The main end-to-end wrapper is CGGRModel. It uses a lightweight router to score difficulty, then trains on the hardest sequences in the batch.
from cggr import CGGRModel, create_truncated_router
from transformers import AutoModelForCausalLM
model = AutoModelForCausalLM.from_pretrained("...").cuda()
# Create lightweight router (shares weights, 0 extra memory)
router = create_truncated_router(model, num_layers=4)
# Wrap model
cggr_model = CGGRModel(
model,
router=router,
min_tokens_ratio=0.25
)
# Train
loss = cggr_model(input_ids, labels=labels)
loss.backward()If you cannot use CGGRModel (e.g. specialized architectures), you can use CGGRLoss manually.
from cggr import CGGRLoss
criterion = CGGRLoss(
scoring='combined', # 'entropy', 'margin', 'loss', 'combined'
selection='stratified', # 'topk', 'stratified', 'sequence_aware'
min_tokens_ratio=0.25,
warmup_steps=1000,
)
for batch in dataloader:
logits = model(input_ids)
loss = criterion(logits, targets) # Only hard tokens
loss.backward()
optimizer.step()
criterion.step()For architectures like SRDE that require static tensor shapes, you can use CGGRScorer to generate a routing mask instead of splitting the batch.
from cggr import CGGRScorer
# 1. Initialize Scorer
self.scorer = CGGRScorer(router, min_tokens_ratio=0.5)
# 2. Get Mask
difficulty, mask, info = self.scorer(input_ids)
# 3. Apply Mask (Null Routing)
# mask is Boolean: True=Hard (Route to Expert), False=Easy (Skip/Null)
expert_output = expert_layer(x) * mask.unsqueeze(-1)| Strategy | Description | Best For |
|---|---|---|
entropy |
High entropy = hard | General training |
margin |
Small top-2 margin = hard | Classification |
loss |
Intended to use per-token loss | Experimental semantics |
combined |
Mix of uncertainty signals | Default research setting |
| Strategy | Description | Benefit |
|---|---|---|
topk |
Top-k hardest tokens | Simple, fast |
stratified |
Sample from difficulty buckets | Prevents forgetting |
sequence_aware |
Ensure coverage per sequence | Preserves structure |
Automatically adjusts token ratio based on batch confidence:
- Low confidence → more tokens (model is learning)
- High confidence → fewer tokens (model has converged)
CGGRLoss(dynamic_threshold=True, threshold_sensitivity=0.5)CGGRLoss(
# Scoring
scoring='combined',
# Selection
selection='topk',
num_strata=4, # For stratified
min_tokens_per_sequence=1, # For sequence_aware
# Thresholding
dynamic_threshold=True,
threshold_sensitivity=0.5,
# Curriculum
min_tokens_ratio=0.25,
warmup_steps=1000,
)For CGGRLoss, selective loss reduces how many tokens contribute to the final loss tensor, but it does not automatically guarantee end-to-end wall-clock speedup.
For CGGRModel, the intended win comes from training the main model on a smaller subset of the batch after a router pass.

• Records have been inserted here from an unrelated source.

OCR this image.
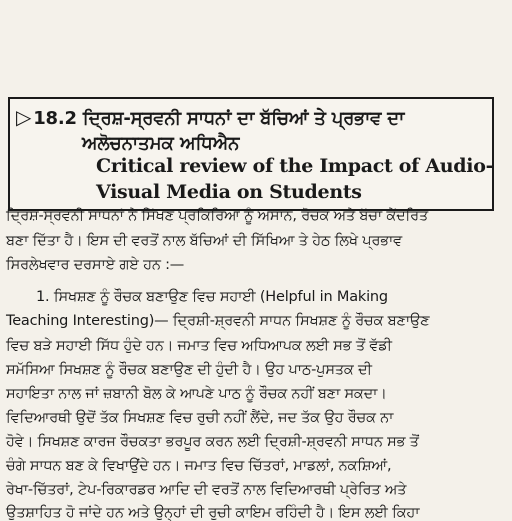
▷ 18.2 ਦ੍ਰਿਸ਼-ਸ੍ਰਵਨੀ ਸਾਧਨਾਂ ਦਾ ਬੱਚਿਆਂ ਤੇ ਪ੍ਰਭਾਵ ਦਾ
ਅਲੋਚਨਾਤਮਕ ਅਧਿਐਨ
Critical review of the Impact of Audio-
Visual Media on Students
ਦ੍ਰਿਸ਼-ਸ੍ਰਵਨੀ ਸਾਧਨਾਂ ਨੇ ਸਿੱਖਣ ਪ੍ਰਕਿਰਿਆ ਨੂੰ ਅਸਾਨ, ਰੋਚਕ ਅਤੇ ਬੱਚਾ ਕੇਂਦਰਿਤ
ਬਣਾ ਦਿੱਤਾ ਹੈ। ਇਸ ਦੀ ਵਰਤੋਂ ਨਾਲ ਬੱਚਿਆਂ ਦੀ ਸਿੱਖਿਆ ਤੇ ਹੇਠ ਲਿਖੇ ਪ੍ਰਭਾਵ
ਸਿਰਲੇਖਵਾਰ ਦਰਸਾਏ ਗਏ ਹਨ :—
1. ਸਿਖਸ਼ਣ ਨੂੰ ਰੌਚਕ ਬਣਾਉਣ ਵਿਚ ਸਹਾਈ (Helpful in Making
Teaching Interesting)— ਦ੍ਰਿਸ਼ੀ-ਸ਼੍ਰਵਨੀ ਸਾਧਨ ਸਿਖਸ਼ਣ ਨੂੰ ਰੌਚਕ ਬਣਾਉਣ
ਵਿਚ ਬੜੇ ਸਹਾਈ ਸਿੱਧ ਹੁੰਦੇ ਹਨ। ਜਮਾਤ ਵਿਚ ਅਧਿਆਪਕ ਲਈ ਸਭ ਤੋਂ ਵੱਡੀ
ਸਮੱਸਿਆ ਸਿਖਸ਼ਣ ਨੂੰ ਰੌਚਕ ਬਣਾਉਣ ਦੀ ਹੁੰਦੀ ਹੈ। ਉਹ ਪਾਠ-ਪੁਸਤਕ ਦੀ
ਸਹਾਇਤਾ ਨਾਲ ਜਾਂ ਜ਼ਬਾਨੀ ਬੋਲ ਕੇ ਆਪਣੇ ਪਾਠ ਨੂੰ ਰੌਚਕ ਨਹੀਂ ਬਣਾ ਸਕਦਾ।
ਵਿਦਿਆਰਥੀ ਉਦੋਂ ਤੱਕ ਸਿਖਸ਼ਣ ਵਿਚ ਰੁਚੀ ਨਹੀਂ ਲੈਂਦੇ, ਜਦ ਤੱਕ ਉਹ ਰੌਚਕ ਨਾ
ਹੋਵੇ। ਸਿਖਸ਼ਣ ਕਾਰਜ ਰੌਚਕਤਾ ਭਰਪੂਰ ਕਰਨ ਲਈ ਦ੍ਰਿਸ਼ੀ-ਸ਼੍ਰਵਨੀ ਸਾਧਨ ਸਭ ਤੋਂ
ਚੰਗੇ ਸਾਧਨ ਬਣ ਕੇ ਵਿਖਾਉਂਦੇ ਹਨ। ਜਮਾਤ ਵਿਚ ਚਿੱਤਰਾਂ, ਮਾਡਲਾਂ, ਨਕਸ਼ਿਆਂ,
ਰੇਖਾ-ਚਿੱਤਰਾਂ, ਟੇਪ-ਰਿਕਾਰਡਰ ਆਦਿ ਦੀ ਵਰਤੋਂ ਨਾਲ ਵਿਦਿਆਰਥੀ ਪ੍ਰੇਰਿਤ ਅਤੇ
ਉਤਸ਼ਾਹਿਤ ਹੋ ਜਾਂਦੇ ਹਨ ਅਤੇ ਉਨ੍ਹਾਂ ਦੀ ਰੁਚੀ ਕਾਇਮ ਰਹਿੰਦੀ ਹੈ। ਇਸ ਲਈ ਕਿਹਾ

Whether that produces a net gain depends on:
- model architecture
- batch shape
- routing ratio
- GPU characteristics
- router cost vs main-model savings
For Token-Routed MLP and Mixture-of-Experts architectures, the repo includes experimental persistent-kernel work:
- Persistent Kernels - Keep SM threads active across expert batches
- Cooperative Thread Groups - Better SM utilization through cooperative scheduling
- Warp-Specialized Streaming - Overlap memory loads with computation
- Software Pipelining - Multi-stage async prefetching for latency hiding
from cggr import PersistentTRMLP, create_persistent_tr_mlp
# Create MoE layer with persistent optimizations
moe_layer = create_persistent_tr_mlp(
hidden_dim=1024,
intermediate_dim=4096,
num_experts=8,
top_k=2,
)
# Forward pass (routes tokens to experts)
output, aux_loss = moe_layer(hidden_states)
total_loss = language_modeling_loss + 0.01 * aux_lossThis code path is source-tree experimental work. It is not part of the stable Phase 0 surface and should be validated independently before use.